Germany could see materials shortages in push for EV market domination
27 November 2017
Germany’s automotive industry risks running short on the key raw materials for electric vehicle (EV) batteries, which could hamper the introduction of large-scale manufacturing of the technology, the Federation of German Industries (BDI) has warned.
Car makers are relying on EV strategies to boost their flagging sales of diesel and to help them meet strict CO2 output guidelines due to come into effect in the EU by 2021. However, any increase in battery production will hit the supply market for raw minerals.
‘The risk of running into bottlenecks in raw material supply is increasing because demand is growing faster than production capacity,’ Matthias Wachter, head of security and raw materials at the BDI was quoted as saying by German Sunday paper Welt am Sonntag. ‘Without sufficient supplies for instance of cobalt, graphite, lithium or manganese there won't be any future technology 'made in Germany’.’
Volkswagen said it is pushing to secure long-term supply contracts to avoid material shortages as it aims to invest €70 billion in battery-powered cars by 2025 to challenge US-based Tesla.
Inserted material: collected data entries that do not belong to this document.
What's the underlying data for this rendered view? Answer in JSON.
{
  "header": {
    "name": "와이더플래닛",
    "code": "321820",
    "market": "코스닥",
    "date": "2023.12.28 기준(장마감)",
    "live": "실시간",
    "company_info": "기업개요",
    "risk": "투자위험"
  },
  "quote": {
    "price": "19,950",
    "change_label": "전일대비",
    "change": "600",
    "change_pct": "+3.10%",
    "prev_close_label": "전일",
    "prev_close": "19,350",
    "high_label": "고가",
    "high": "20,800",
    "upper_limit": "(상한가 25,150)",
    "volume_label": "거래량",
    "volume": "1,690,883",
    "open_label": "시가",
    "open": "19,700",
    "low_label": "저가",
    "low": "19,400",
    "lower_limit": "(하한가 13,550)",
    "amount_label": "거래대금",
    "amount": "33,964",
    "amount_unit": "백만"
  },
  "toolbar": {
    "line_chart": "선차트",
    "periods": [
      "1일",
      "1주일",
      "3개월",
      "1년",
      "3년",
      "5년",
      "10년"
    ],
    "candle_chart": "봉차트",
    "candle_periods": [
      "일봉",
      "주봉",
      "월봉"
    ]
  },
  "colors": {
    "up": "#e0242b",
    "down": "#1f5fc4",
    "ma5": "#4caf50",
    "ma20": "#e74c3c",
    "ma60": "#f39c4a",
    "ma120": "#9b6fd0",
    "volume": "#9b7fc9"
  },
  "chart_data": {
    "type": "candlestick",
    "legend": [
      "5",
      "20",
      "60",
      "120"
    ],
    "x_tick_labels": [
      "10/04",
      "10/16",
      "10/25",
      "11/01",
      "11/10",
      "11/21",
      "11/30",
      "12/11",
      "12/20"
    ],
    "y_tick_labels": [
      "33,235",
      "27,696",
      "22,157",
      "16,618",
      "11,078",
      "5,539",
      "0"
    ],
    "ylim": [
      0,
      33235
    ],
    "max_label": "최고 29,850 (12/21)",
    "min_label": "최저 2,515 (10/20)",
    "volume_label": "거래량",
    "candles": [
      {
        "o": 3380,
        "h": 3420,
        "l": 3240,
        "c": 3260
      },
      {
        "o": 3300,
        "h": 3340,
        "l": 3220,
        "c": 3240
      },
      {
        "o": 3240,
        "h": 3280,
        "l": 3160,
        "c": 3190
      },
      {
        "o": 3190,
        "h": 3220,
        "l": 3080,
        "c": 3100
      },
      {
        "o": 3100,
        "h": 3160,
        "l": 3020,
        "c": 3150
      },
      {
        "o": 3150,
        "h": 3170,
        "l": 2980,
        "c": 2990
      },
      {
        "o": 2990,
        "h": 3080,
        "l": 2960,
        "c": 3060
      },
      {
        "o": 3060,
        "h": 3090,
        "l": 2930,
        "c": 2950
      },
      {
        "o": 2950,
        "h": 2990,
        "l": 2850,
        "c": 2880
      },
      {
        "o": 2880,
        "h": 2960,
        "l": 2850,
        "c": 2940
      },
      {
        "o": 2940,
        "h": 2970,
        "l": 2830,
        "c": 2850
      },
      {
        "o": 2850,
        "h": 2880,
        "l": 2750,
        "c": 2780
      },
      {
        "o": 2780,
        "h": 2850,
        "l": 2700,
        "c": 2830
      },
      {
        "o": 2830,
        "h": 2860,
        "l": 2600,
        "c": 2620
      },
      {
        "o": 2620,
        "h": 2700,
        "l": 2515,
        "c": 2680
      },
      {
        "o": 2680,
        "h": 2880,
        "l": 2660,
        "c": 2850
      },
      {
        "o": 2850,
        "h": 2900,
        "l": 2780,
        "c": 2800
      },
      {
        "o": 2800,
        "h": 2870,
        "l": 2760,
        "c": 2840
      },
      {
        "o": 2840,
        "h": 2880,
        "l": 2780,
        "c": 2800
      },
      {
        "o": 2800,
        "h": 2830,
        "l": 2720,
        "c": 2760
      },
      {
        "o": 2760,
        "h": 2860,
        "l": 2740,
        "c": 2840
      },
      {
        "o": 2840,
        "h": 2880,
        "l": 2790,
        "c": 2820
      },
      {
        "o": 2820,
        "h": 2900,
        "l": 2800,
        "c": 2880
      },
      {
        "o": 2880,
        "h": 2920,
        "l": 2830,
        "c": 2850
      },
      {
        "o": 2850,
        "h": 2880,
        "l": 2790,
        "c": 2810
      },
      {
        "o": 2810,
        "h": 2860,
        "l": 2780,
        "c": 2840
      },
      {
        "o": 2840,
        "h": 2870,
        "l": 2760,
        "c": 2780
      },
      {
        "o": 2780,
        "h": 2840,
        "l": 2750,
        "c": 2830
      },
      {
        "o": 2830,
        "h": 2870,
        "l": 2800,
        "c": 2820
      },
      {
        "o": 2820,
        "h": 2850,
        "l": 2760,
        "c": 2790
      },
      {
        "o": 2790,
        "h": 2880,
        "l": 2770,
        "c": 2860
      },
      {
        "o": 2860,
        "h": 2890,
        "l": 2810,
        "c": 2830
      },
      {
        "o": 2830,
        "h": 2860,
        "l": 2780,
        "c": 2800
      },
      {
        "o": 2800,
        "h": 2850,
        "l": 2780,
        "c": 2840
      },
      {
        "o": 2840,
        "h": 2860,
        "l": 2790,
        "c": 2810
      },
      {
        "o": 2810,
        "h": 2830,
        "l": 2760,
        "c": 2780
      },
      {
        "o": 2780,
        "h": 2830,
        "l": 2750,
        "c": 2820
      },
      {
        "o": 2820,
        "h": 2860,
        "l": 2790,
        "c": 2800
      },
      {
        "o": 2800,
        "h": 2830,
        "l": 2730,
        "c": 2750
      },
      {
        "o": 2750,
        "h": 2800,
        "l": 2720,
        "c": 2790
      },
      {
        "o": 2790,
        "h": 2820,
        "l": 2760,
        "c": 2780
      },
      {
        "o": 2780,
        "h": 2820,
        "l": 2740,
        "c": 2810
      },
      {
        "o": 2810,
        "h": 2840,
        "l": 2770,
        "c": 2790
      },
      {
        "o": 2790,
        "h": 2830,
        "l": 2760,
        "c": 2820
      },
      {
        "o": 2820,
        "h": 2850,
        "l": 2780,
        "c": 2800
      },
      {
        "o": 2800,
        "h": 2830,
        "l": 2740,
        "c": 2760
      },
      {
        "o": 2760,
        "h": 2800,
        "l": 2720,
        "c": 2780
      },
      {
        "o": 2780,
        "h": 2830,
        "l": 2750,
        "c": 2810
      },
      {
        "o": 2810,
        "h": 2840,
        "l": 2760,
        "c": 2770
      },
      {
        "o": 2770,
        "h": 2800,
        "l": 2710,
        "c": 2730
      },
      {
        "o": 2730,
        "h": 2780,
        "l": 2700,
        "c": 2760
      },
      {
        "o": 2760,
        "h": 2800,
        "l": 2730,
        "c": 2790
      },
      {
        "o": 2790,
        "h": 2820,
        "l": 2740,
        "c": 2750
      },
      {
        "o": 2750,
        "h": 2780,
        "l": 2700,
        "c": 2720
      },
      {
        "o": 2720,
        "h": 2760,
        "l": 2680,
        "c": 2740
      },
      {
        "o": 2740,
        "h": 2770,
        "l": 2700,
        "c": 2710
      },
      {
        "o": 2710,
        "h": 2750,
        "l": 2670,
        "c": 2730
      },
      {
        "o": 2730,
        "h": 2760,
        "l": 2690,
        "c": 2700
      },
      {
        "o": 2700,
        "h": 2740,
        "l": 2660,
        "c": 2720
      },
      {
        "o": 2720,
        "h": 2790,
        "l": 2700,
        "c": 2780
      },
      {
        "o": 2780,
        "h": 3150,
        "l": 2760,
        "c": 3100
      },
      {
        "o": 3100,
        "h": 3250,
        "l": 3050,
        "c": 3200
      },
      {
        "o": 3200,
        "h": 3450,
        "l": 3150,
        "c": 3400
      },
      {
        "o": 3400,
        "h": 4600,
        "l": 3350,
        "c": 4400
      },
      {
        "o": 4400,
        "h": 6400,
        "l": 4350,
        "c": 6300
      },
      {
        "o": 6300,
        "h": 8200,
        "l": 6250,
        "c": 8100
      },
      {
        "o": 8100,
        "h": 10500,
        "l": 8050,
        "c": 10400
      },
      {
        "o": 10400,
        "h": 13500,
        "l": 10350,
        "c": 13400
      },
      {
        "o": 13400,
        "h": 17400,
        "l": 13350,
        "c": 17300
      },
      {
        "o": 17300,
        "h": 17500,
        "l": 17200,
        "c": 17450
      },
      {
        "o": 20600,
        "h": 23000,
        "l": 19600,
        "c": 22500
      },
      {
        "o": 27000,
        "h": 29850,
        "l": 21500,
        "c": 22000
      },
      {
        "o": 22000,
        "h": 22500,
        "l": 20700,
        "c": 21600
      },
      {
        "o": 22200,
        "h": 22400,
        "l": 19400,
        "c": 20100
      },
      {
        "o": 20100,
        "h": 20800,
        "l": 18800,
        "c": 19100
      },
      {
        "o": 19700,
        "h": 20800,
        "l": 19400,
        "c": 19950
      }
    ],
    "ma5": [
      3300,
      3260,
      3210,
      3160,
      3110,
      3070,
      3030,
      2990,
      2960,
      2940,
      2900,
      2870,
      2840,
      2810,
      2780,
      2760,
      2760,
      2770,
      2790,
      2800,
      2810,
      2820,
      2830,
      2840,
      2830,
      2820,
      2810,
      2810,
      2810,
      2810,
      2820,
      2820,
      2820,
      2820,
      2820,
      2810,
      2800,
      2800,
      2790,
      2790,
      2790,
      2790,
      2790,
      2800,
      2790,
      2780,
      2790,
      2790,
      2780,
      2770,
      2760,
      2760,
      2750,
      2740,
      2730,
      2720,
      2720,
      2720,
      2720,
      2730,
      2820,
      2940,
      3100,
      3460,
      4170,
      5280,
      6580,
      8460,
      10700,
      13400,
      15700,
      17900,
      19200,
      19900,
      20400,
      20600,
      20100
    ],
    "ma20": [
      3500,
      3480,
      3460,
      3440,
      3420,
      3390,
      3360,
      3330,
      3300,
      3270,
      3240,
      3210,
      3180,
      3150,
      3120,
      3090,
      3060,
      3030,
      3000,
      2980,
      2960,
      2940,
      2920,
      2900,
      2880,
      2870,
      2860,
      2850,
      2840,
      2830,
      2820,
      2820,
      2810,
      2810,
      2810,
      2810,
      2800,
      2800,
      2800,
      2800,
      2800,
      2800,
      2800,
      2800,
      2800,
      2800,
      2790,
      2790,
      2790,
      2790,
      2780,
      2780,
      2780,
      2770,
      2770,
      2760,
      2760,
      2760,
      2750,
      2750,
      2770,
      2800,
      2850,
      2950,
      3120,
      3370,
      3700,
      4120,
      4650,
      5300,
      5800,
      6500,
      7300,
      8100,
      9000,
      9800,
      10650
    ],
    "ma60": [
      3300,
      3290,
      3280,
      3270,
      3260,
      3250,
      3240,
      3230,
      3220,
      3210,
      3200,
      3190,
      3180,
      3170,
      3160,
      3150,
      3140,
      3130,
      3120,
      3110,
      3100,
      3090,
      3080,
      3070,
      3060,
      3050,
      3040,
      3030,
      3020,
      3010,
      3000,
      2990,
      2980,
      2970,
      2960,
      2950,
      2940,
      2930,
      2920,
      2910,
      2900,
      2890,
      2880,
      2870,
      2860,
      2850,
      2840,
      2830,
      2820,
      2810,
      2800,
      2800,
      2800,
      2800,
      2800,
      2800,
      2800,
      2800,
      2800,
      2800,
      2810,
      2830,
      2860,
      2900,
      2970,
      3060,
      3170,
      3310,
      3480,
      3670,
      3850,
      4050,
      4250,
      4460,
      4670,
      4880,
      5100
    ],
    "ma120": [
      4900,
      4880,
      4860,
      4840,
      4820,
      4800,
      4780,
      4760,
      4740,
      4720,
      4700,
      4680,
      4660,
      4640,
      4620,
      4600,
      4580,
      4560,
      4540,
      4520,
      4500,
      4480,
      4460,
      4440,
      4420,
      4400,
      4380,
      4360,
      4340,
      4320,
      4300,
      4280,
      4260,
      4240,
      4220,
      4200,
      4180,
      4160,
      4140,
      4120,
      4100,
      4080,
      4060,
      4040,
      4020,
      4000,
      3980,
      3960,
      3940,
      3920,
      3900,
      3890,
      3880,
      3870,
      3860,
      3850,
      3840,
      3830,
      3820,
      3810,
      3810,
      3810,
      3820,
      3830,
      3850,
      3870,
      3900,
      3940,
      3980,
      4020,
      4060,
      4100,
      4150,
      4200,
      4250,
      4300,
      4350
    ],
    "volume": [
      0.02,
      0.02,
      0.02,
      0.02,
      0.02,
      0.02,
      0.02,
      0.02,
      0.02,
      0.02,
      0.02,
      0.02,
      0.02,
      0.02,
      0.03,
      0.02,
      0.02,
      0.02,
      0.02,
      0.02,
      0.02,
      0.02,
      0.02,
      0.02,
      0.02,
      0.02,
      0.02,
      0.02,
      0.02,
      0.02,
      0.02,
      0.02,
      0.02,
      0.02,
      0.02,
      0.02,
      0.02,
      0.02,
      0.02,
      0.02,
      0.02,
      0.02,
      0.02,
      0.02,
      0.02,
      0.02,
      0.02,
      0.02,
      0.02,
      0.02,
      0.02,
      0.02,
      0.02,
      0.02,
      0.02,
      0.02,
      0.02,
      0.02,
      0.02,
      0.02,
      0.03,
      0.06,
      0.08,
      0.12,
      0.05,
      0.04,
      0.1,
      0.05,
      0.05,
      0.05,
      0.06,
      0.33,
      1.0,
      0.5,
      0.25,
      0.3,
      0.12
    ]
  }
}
Daimler's Mercedes-Benz brand plans to offer an electric version of every model it sells by 2022, while rival BMW, a pioneer in electric cars with its i3 model, aims to achieve mass production by 2025 with 12 fully electric models.
Vehicle manufacturers will require large amounts of materials such as cobalt in order to develop the li-ion (lithium ion) battery that powers electric vehicles (EVs). These will require much larger quantities of raw materials than those found in smartphones and iPads. This is challenging small markets for lithium and cobalt, which have seen dramatic price rises.
The battery of a BMW i3, for example, contains 35kg of graphite, 12kg of nickel, 12kg of cobalt, 12kg of manganese and other metals.
In the foreseeable future, Germany will be faced with completely new constraints following its dependence on oil: ‘The raw materials, predominantly metals, which are needed for the construction of batteries for electric cars, the German economy relies entirely on imports,’ says Torsten Brandenburg from the German raw material agency (Dera). The amount of product is not only becoming increasingly scarce, the mine operators could also dictate the prices.
More than 60% of cobalt is mined in the Democratic Republic of Congo, which has raised fears among automakers over security of supply. Prices have jumped by around 80% since the start of 2017, meaning car makers are looking to secure long-term supplies at favourable prices in order to bring in large quantities of the raw material for battery development.
According to the Financial Times, VW issued a tender in September 2017 seeking a minimum of five years of supply at a fixed price, according to people familiar with the process, but struggled to find any takers. According to the report, the carmaker put off miners by suggesting a price that was well below current market prices.
‘Of the raw materials we need, for example, for the batteries of electric cars, there are rich deposits on earth,’ says Wachter. ‘But there are only a few countries that are currently ready to mine them - also because this is associated with significant environmental impact.’